3. Il primo motivo di ricorso va globalmente disatteso.

Con esso, infatti, la contribuente lamenta congiuntamente ed inammissibilmente la violazione di norme di diritto e il vizio di omessa pronuncia, senza tuttavia operare alcuna specifica distinzione tra i due vizi richiamati nell’art. 360 c.p.c., utile a comprendere la specificità delle censure nei confronti della sentenza impugnata.

3.1. In ogni caso, il motivo si rivela infondato.

La difesa erariale ha evidenziato che la CTR, ancorchè con motivazione alquanto sintetica, ha respinto la censura svolta dalla contribuente poichè i tributi richiesti sono stati quantificati proprio sulla scorta della liquidazione del valore definito con l’adesione (statuizione che peraltro viene richiamata dallo stesso ricorrente ma solo a fondamento del secondo motivo di ricorso). Ciò significa che l’accertamento con adesione non è stato modificato: al contrario, esso è rimasto invariato e ne è stata data esecuzione con la liquidazione delle maggiori imposte dovute per effetto della liquidazione.

4. Il secondo ed il quarto motivo possono essere trattati congiuntamente presentando lo stesso profilo di inammissibilità.

E’ infatti insegnamento ormai costante, e da cui non v’è motivo di discostarsi, quello secondo cui l’art. 360 c.p.c., comma 1, n. 5, riformulato dal D.L. 22 giugno 2012, n. 83, art. 54 convertito nella L. 7 agosto 2012, n. 134, ha introdotto nell’ordinamento un vizio specifico denunciabile per cassazione, relativo all’omesso esame di un fatto storico, principale o secondario, la cui esistenza risulti dal testo della sentenza o dagli atti processuali e che abbia costituito oggetto di discussione tra le parti e abbia carattere decisivo (vale a dire che, se esaminato, avrebbe determinato un esito diverso della controversia). A tal fine è stato però precisato che per “fatto” non deve intendersi una “questione” o un “punto”, quanto un vero e proprio “accadimento storico”. Non costituiscono, viceversa, “fatti” suscettibili di fondare il vizio ex art. 360 c.p.c., comma 1, n. 5, l’omesso esame delle argomentazioni o deduzioni difensive (Cass. Sez. 2, 14/06/2017, n. 14802, Cass. Sez. 5, 08/10/2014, n. 21152).
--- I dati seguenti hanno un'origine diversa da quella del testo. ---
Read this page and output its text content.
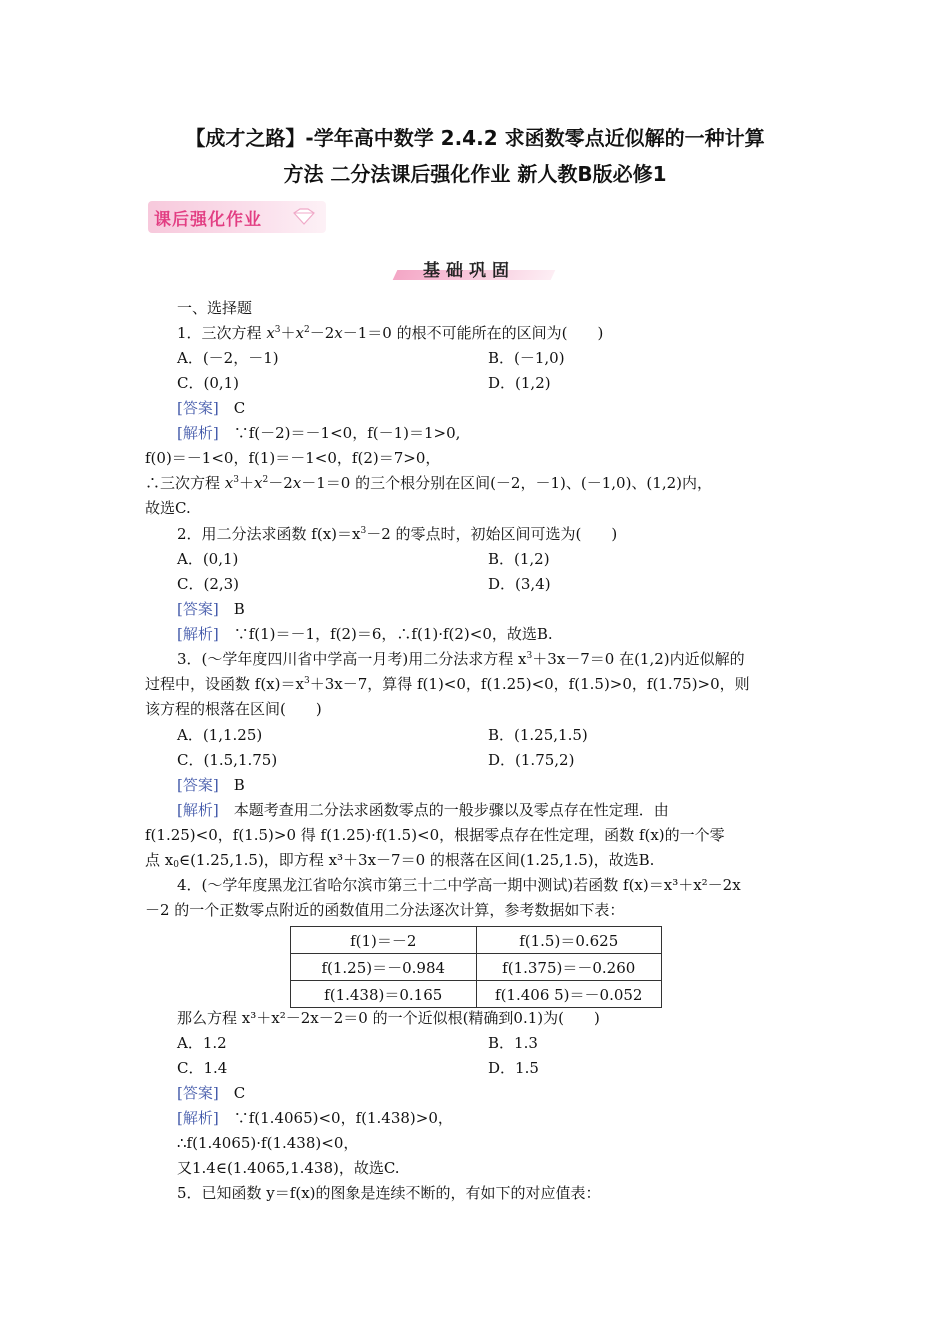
【成才之路】-学年高中数学 2.4.2 求函数零点近似解的一种计算
方法 二分法课后强化作业 新人教B版必修1
课后强化作业
基础巩固
一、选择题
1．三次方程 $x^3+x^2-2x-1=0$ 的根不可能所在的区间为(　　)
A．(－2，－1)	B．(－1,0)
C．(0,1)	D．(1,2)
[答案]　 C
[解析]　 ∵f(－2)＝－1<0，f(－1)＝1>0,
f(0)＝－1<0，f(1)＝－1<0，f(2)＝7>0，
∴三次方程 $x^3+x^2-2x-1=0$ 的三个根分别在区间(－2，－1)、(－1,0)、(1,2)内，
故选C.
2．用二分法求函数 $f(x)=x^3-2$ 的零点时，初始区间可选为(　　)
A．(0,1)	B．(1,2)
C．(2,3)	D．(3,4)
[答案]　 B
[解析]　 ∵f(1)＝－1，f(2)＝6，∴f(1)·f(2)<0，故选B.
3．(～学年度四川省中学高一月考)用二分法求方程 $x^3+3x-7=0$ 在(1,2)内近似解的
过程中，设函数 $f(x)=x^3+3x-7$，算得 f(1)<0，f(1.25)<0，f(1.5)>0，f(1.75)>0，则
该方程的根落在区间(　　)
A．(1,1.25)	B．(1.25,1.5)
C．(1.5,1.75)	D．(1.75,2)
[答案]　 B
[解析]　 本题考查用二分法求函数零点的一般步骤以及零点存在性定理．由
f(1.25)<0，f(1.5)>0 得 f(1.25)·f(1.5)<0，根据零点存在性定理，函数 f(x)的一个零
点 $x_0\in(1.25,1.5)$，即方程 x³＋3x－7＝0 的根落在区间(1.25,1.5)，故选B.
4．(～学年度黑龙江省哈尔滨市第三十二中学高一期中测试)若函数 f(x)＝x³＋x²－2x
－2 的一个正数零点附近的函数值用二分法逐次计算，参考数据如下表：
f(1)＝－2	f(1.5)＝0.625
f(1.25)＝－0.984	f(1.375)＝－0.260
f(1.438)＝0.165	f(1.406 5)＝－0.052
那么方程 x³＋x²－2x－2＝0 的一个近似根(精确到0.1)为(　　)
A．1.2	B．1.3
C．1.4	D．1.5
[答案]　 C
[解析]　 ∵f(1.4065)<0，f(1.438)>0，
∴f(1.4065)·f(1.438)<0，
又1.4∈(1.4065,1.438)，故选C.
5．已知函数 y＝f(x)的图象是连续不断的，有如下的对应值表：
4.1 Ciò posto, il secondo motivo proposto non si basa su un fatto storico quanto, per espressa deduzione del ricorrente, sul “fatto” che i giudici d’appello non avrebbero scrutinato la doglianza svolta nella parte in cui contestava la possibilità di avanzare pretese ulteriori rispetto a quelle indicate nell’atto di adesione.

Circa il quarto motivo, e a latere la circostanza che non è dubbia l’entrata in vigore della L. n. 350 del 2003 quale legge finanziaria dello Stato per l’anno 2004, esso non si basa su un fatto storico quanto sul “fatto” che i giudici d’appello non avrebbero scrutinato la doglianza svolta nei termini proposti dalla contribuente, segnatamente nella parte in cui aveva contestava la disciplina applicata e, segnatamente, la L. n. 350 del 2003, art. 2, comma 30.
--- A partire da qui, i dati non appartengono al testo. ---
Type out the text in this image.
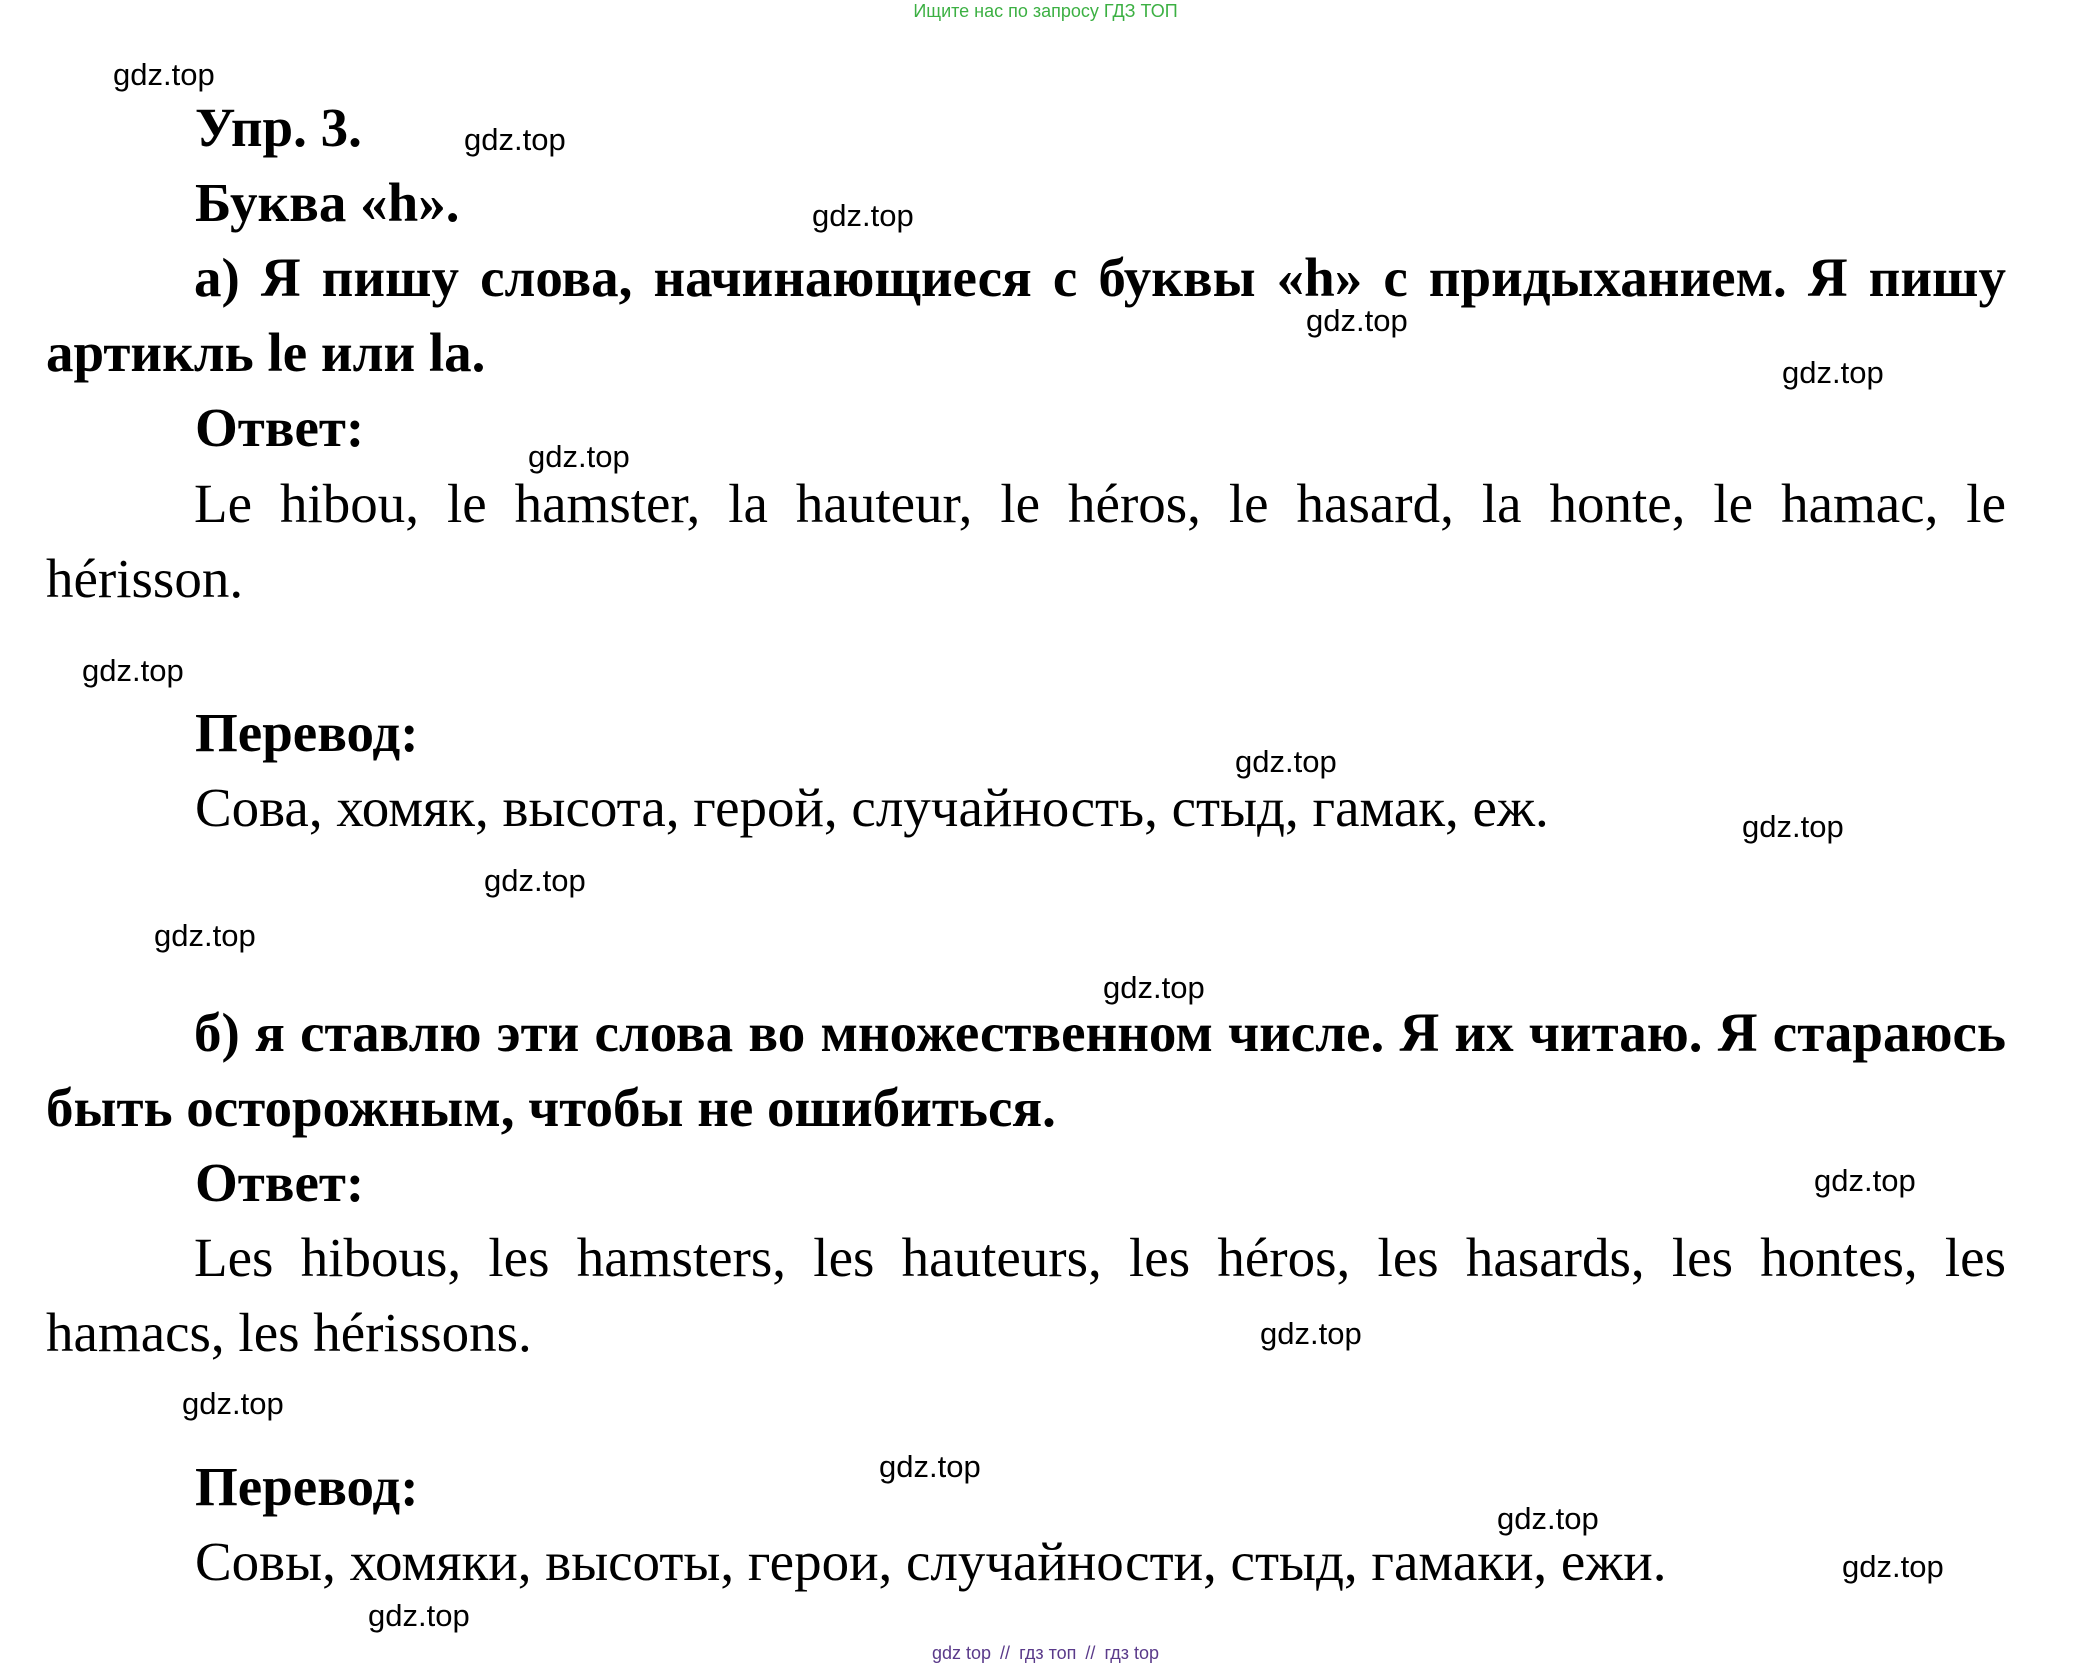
Ищите нас по запросу ГДЗ ТОП
Упр. 3.
Буква «h».

а) Я пишу слова, начинающиеся с буквы «h» с придыханием. Я пишу артикль le или la.

Ответ:

Le hibou, le hamster, la hauteur, le héros, le hasard, la honte, le hamac, le hérisson.

Перевод:
Сова, хомяк, высота, герой, случайность, стыд, гамак, еж.

б) я ставлю эти слова во множественном числе. Я их читаю. Я стараюсь быть осторожным, чтобы не ошибиться.

Ответ:

Les hibous, les hamsters, les hauteurs, les héros, les hasards, les hontes, les hamacs, les hérissons.

Перевод:
Совы, хомяки, высоты, герои, случайности, стыд, гамаки, ежи.
gdz.top
gdz.top
gdz.top
gdz.top
gdz.top
gdz.top
gdz.top
gdz.top
gdz.top
gdz.top
gdz.top
gdz.top
gdz.top
gdz.top
gdz.top
gdz.top
gdz.top
gdz.top
gdz.top
gdz top // гдз топ // гдз top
I motivi sono pertanto inammissibili.

5. Infondato è anche il terzo motivo di ricorso.

Questa Corte è intervenuta a più riprese nel complesso tema delle agevolazioni. Infatti, se è ben vero che con alcune pronunce questo Giudice ha disconosciuto l’applicazione della norma agevolativa nel caso di trasferimenti di immobili siti in piani di lottizzazione ad iniziativa privata in assenza della stipula della convenzione di lottizzazione alla data dell’atto di cessione (cfr. Cassazione sentenza 8 luglio 2009, n. 16003; ordinanza 25 gennaio 2010, n. 1350; ordinanza 26 ottobre 2011, 222300), non è men vero che in altri precedenti questa Corte abbia espresso una interpretazione meno letterale e più sostanzialistica sancendo la necessità che la sottoscrizione della convenzione dà comunque diritto all’agevolazione senza però stabilire che la sottoscrizione della convenzione debba necessariamente precedere l’atto di disposizione (Cass. n. 20864/2010; n. 7898 del 2012).
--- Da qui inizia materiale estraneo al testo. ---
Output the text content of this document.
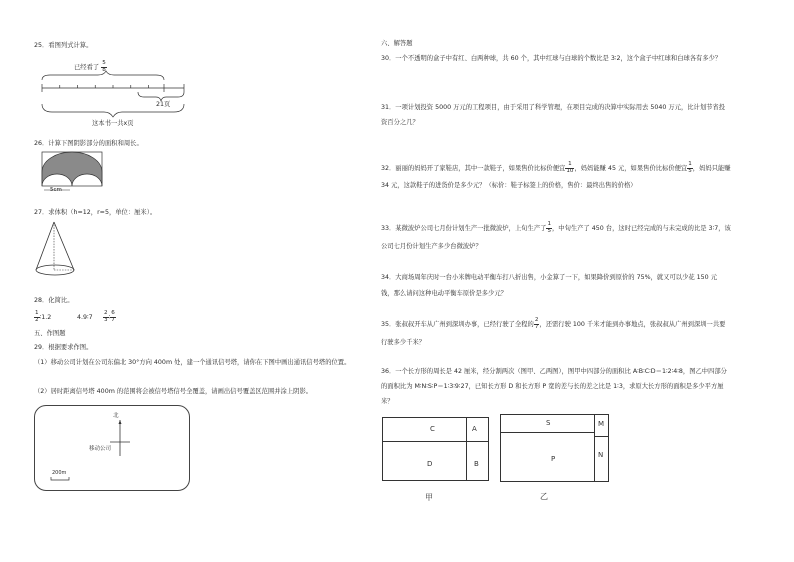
25．看图列式计算。
已经看了 $\frac{5}{8}$
21页
这本书一共x页
26．计算下图阴影部分的面积和周长。
5cm
27．求体积（h=12，r=5，单位：厘米）。
28．化简比。
$\frac{1}{2}$ ∶1.2	4.9∶7 $\frac{2}{3}$ ∶ $\frac{6}{7}$
五、作图题
29．根据要求作图。
（1）移动公司计划在公司东偏北 30°方向 400m 处，建一个通讯信号塔，请你在下图中画出通讯信号塔的位置。
（2）居时距离信号塔 400m 的范围将会被信号塔信号全覆盖，请画出信号覆盖区范围并涂上阴影。
北
移动公司
200m
六、解答题
30．一个不透明的盒子中有红、白两种球，共 60 个，其中红球与白球的个数比是 3∶2，这个盒子中红球和白球各有多少？
31．一项计划投资 5000 万元的工程项目，由于采用了科学管理，在项目完成的决算中实际用去 5040 万元，比计划节省投资百分之几？
32．丽丽的妈妈开了家鞋店，其中一款鞋子，如果售价比标价便宜 $\frac{1}{10}$ ，妈妈能赚 45 元，如果售价比标价便宜 $\frac{1}{5}$ ，妈妈只能赚 34 元，这款鞋子的进货价是多少元？（标价：鞋子标签上的价格，售价：最终出售的价格）
33．某微波炉公司七月份计划生产一批微波炉，上旬生产了 $\frac{1}{5}$ ，中旬生产了 450 台，这时已经完成的与未完成的比是 3∶7，该公司七月份计划生产多少台微波炉？
34．大商场周年庆时一台小米牌电动平衡车打八折出售，小金算了一下，如果降价到原价的 75%，就又可以少花 150 元钱，那么请问这种电动平衡车原价是多少元？
35．张叔叔开车从广州到深圳办事，已经行驶了全程的 $\frac{2}{7}$ ，还需行驶 100 千米才能到办事地点，张叔叔从广州到深圳一共要行驶多少千米？
36．一个长方形的周长是 42 厘米，经分割两次（图甲、乙两图），图甲中四部分的面积比 A∶B∶C∶D＝1∶2∶4∶8，图乙中四部分的面积比为 M∶N∶S∶P＝1∶3∶9∶27，已知长方形 D 和长方形 P 宽的差与长的差之比是 1∶3，求原大长方形的面积是多少平方厘米？
C	A
D	B
甲
S	M
P	N
乙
5.1 Ciò premesso, recentemente questa Corte ha dato seguito al secondo orientamento stabilendo che “In tema di agevolazioni tributarie, il beneficio di cui alla L. n. 388 del 2000, art. 33, comma 3 (…) si applica anche nel caso in cui al momento della registrazione dell’atto di trasferimento, pur sussistendo l’inserimento dell’immobile in un piano particolareggiato, non sia stata ancora stipulata la convenzione attuativa con il Comune, come indicato nella L. n. 350 del 2003, art. 2, semprechè sia rispettato il termine quinquennale per l’utilizzazione edificatoria”, e ciò in quanto la L. n. 350 del 2003, art. 2, comma 30, sancisce che la sottoscrizione della convenzione dà comunque diritto all’agevolazione e non stabilisce che la sottoscrizione della convenzione deve precedere l’atto di disposizione” (Cfr. Cass., V, n. 3198/2018).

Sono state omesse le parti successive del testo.